Darunter ein Spendenaufruf und ein kleines Foto von Basti und Antonia, die als behandelnde
Ärzte vorgestellt werden – in ihren blitzweißen Kitteln, aus deren Taschen Stethoskope
lugen, lächelnd, Basti mit Brille, Antonia mit Dutt – Bilderbuchärzte, alle beide.
    »Guckst
du, was du für eine tolle Basti hast«, sagt Jola.
    »Ja«, gebe
ich einsilbig zurück.
    ›Sie stehen
da, als wollten sie sich gleich das Ja-Wort geben‹, sagt die miese, eifersüchtige
Rosa in mir.
    ›Dein Freund
wird dieser armen Frau ihr Gesicht wiedergeben‹, sagt die edle, großmütige Rosa
in mir.
    Die gute
Rosa gewinnt. Ich bin stolz auf Basti. Schließlich will ich nicht die einzige Berlinerin
sein, die der armen ukrainischen Frau nicht alles Gute wünscht. Trotzdem seufze
ich.
    »Bist du
eifersüchtig?«, fragt Margret, die meinen Blick genau bemerkt hat.
    »Sie ist
seine Exfreundin«, sage ich leise und zeige auf Antonia. »Er wollte sie eigentlich
heiraten, kurz bevor ich ihn kennengelernt habe.«
    Margret
zuckt die Schultern. »Das ist doch Schnee von gestern, Kind. Heute will er mit dir
zusammen sein.«
    Ich seufze.
    »Und er
war ziemlich geschafft. Ist gerade erst von der Nachtschicht gekommen.«
    Jetzt habe
ich ein schlechtes Gewissen. Warum kann ich nicht darauf vertrauen, dass er mich liebt und nicht mehr Antonia? Die Antwort ist sonnenklar.
    Weil durch
meine Gedanken neuerdings ein blonder, braunäugiger Mann spukt, obwohl ich Basti
liebe. Oder?
    Psychologen
nennen das Projektion. Weil ich mir und meiner eigenen Treue nicht trauen kann,
vertraue ich ihm nicht.
    Nachdenklich mache ich mich an die Arbeit und blicke erst
wieder auf, als mich meine Kolleginnen fragen, ob ich mit rüber zum Mittagessen
komme. Ich schüttele den Kopf, denn erstens habe ich keinen Hunger und zweitens
hoffe ich, dass Basti vielleicht noch einmal vorbeischaut, wenn er ausgeschlafen
hat. Von seiner Wohnung im Prenzlauer Berg hierher ist es nicht weit.
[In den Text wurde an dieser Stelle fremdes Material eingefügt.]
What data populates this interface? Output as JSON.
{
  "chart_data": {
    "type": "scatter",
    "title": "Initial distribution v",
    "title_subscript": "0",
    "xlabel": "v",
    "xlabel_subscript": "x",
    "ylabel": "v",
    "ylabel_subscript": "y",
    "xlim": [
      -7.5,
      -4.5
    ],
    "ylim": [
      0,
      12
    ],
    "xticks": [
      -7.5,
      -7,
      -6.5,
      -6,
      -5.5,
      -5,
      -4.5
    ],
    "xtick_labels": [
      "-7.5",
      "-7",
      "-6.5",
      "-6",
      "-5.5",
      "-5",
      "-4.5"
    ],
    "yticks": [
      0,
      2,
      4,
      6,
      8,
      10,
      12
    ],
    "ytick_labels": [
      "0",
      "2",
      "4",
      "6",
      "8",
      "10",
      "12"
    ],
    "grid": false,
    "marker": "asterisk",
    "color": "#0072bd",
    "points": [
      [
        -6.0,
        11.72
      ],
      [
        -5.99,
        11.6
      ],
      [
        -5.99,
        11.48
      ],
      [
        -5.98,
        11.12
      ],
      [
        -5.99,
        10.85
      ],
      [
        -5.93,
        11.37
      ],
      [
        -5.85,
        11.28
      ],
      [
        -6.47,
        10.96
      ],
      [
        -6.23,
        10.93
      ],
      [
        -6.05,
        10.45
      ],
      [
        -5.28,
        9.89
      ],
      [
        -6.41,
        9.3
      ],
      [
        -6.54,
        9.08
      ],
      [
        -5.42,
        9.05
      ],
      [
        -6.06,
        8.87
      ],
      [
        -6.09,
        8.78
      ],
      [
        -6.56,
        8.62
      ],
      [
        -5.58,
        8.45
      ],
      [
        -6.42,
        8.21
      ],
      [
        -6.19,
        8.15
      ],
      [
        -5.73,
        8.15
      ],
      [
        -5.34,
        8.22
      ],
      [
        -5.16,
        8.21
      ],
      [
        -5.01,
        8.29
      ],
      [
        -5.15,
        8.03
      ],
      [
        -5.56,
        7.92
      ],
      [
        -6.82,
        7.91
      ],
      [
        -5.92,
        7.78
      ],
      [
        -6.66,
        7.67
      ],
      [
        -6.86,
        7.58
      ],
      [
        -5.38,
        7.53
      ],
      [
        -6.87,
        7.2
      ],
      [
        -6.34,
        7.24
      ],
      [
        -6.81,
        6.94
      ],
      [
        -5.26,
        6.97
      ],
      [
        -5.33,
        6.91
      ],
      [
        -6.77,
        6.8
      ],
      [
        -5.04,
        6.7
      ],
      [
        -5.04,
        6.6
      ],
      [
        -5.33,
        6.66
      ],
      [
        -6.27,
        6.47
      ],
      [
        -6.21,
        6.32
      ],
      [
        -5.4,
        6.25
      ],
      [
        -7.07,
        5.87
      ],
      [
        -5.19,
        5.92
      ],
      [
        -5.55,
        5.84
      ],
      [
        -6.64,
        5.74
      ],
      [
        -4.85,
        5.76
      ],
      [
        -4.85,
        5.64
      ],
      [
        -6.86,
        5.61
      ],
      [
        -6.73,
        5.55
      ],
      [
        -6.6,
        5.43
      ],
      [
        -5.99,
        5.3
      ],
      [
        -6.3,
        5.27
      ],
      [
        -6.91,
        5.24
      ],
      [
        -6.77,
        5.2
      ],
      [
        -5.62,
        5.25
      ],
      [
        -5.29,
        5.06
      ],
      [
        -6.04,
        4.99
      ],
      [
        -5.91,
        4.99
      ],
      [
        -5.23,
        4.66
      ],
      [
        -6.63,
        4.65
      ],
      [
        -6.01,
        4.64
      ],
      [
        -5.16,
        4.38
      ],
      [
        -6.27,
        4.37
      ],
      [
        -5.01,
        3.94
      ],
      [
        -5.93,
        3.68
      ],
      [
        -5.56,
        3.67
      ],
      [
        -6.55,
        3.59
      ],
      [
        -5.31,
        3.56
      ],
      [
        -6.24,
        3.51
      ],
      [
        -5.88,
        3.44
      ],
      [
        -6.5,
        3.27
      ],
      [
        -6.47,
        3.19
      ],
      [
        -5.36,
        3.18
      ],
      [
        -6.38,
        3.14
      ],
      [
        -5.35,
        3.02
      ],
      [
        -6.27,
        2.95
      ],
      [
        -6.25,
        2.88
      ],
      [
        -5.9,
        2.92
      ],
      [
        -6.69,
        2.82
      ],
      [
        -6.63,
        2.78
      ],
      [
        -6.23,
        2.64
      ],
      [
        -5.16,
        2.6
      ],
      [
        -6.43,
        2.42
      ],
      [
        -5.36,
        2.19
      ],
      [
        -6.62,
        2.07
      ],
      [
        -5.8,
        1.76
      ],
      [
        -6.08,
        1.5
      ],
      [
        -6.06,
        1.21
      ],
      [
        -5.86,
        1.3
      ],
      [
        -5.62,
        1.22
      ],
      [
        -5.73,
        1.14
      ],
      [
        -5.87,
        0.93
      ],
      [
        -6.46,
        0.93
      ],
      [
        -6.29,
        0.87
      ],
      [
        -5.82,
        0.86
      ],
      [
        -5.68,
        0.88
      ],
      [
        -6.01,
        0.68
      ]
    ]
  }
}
    Leider lässt er sich nicht blicken. Stattdessen steht plötzlich
Vicki in der Werkstatt – blass, aber lächelnd. »Mensch, habe ich dich vermisst«,
sagt sie und fällt mir um den Hals.
    »Dito! Wo warst du so lange?«
    »Gar nicht
weit weg. Bei einer Freundin aus Studientagen in Zehlendorf.«
    »Was? So
nah!«
    Vicki lacht.
»Hast du gedacht, ich mache eine Weltreise?«
    »Ehrlich
gesagt, will ich viel lieber wissen, wie es dir geht.«
    »Hast du
Zeit für einen Spaziergang?«
    Ich nicke.
Für Vicki habe ich immer Zeit, zumal Margret und Jola gleich vom Essen zurückkommen
werden.
    »Ich werde
das Baby behalten«, beantwortet Vicki meine unausgesprochene Frage, kaum dass wir
die Werkstatt verlassen haben. Es klingt, als müsste sie sich selbst davon überzeugen,
dass es richtig ist. »Egal, was Dani dazu sagt.«
    »Er wird
es lieben«, antworte ich. Ich bin richtig erleichtert.